Plein de choses quand tu auras la solution (la vision ne suffit pas. J'ai une idée très précise de ce que je veux faire passer mais je cherche encore le meilleur moyen).

- Monostatos serait-il resté une oeuvre personnelle s'il avait été pré-produit par un gros éditeur avec 20 collaborateurs qui auraient brainstormé sur le jeu avec pour objectif d'en tirer 5000 exemplaires ?
si l'éditeur est convaincu par l'auteur et son œuvre, j'ai la naïveté de croire que oui.

- Crois-tu qu'il faille autant de temps pour tester et équilibrer un jeu de rôle à autorité partagée et un jeu de rôle traditionnel (scénarii compris) ?
Tout dépend du niveau de finition que tu exiges, de la complexité du système, de la richesse de l'univers... Pas du style de jeu à mon avis. A part qu'il y a beaucoup plus d'exemples de jeux traditionnels pour s'inspirer.

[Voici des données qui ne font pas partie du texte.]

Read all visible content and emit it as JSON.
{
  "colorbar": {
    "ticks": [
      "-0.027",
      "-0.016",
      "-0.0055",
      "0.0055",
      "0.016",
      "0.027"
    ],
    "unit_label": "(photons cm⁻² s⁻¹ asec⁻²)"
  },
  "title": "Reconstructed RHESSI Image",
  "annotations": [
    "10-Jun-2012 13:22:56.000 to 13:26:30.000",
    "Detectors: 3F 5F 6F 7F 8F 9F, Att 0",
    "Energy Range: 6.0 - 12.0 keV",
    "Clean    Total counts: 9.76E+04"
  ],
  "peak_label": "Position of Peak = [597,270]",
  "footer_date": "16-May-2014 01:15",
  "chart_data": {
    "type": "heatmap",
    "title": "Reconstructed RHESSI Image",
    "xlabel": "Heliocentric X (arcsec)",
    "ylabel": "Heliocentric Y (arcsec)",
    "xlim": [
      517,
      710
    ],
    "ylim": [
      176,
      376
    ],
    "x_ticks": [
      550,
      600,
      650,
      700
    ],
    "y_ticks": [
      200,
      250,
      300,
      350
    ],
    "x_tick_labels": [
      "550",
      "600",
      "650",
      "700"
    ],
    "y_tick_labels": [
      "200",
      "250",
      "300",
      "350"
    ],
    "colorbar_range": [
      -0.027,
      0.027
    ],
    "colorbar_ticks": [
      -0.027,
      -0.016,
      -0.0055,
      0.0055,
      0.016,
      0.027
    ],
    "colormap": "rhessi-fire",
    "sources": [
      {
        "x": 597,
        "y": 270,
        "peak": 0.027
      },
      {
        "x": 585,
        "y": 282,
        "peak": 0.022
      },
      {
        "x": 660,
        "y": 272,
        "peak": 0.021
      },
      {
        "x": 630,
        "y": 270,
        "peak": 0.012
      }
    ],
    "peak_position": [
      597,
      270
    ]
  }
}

- Tristan Lhomme ne playteste pas les scénarios qu'il écrit. Qu'en pense-tu ?
Connait pas. j'imagine qu'il applique une recette assez identique d'un scéno à l'autre. Ou que c'est pour un jeu pas forcément très exigeant en terme de script (j'ai lu pas mal de scéno dans des casus pour DD, sérieusement, je peux en faire un par semaine des comme ça, sans playtest). Ou qu'il a du talent. Ou qu'il y a des coquilles.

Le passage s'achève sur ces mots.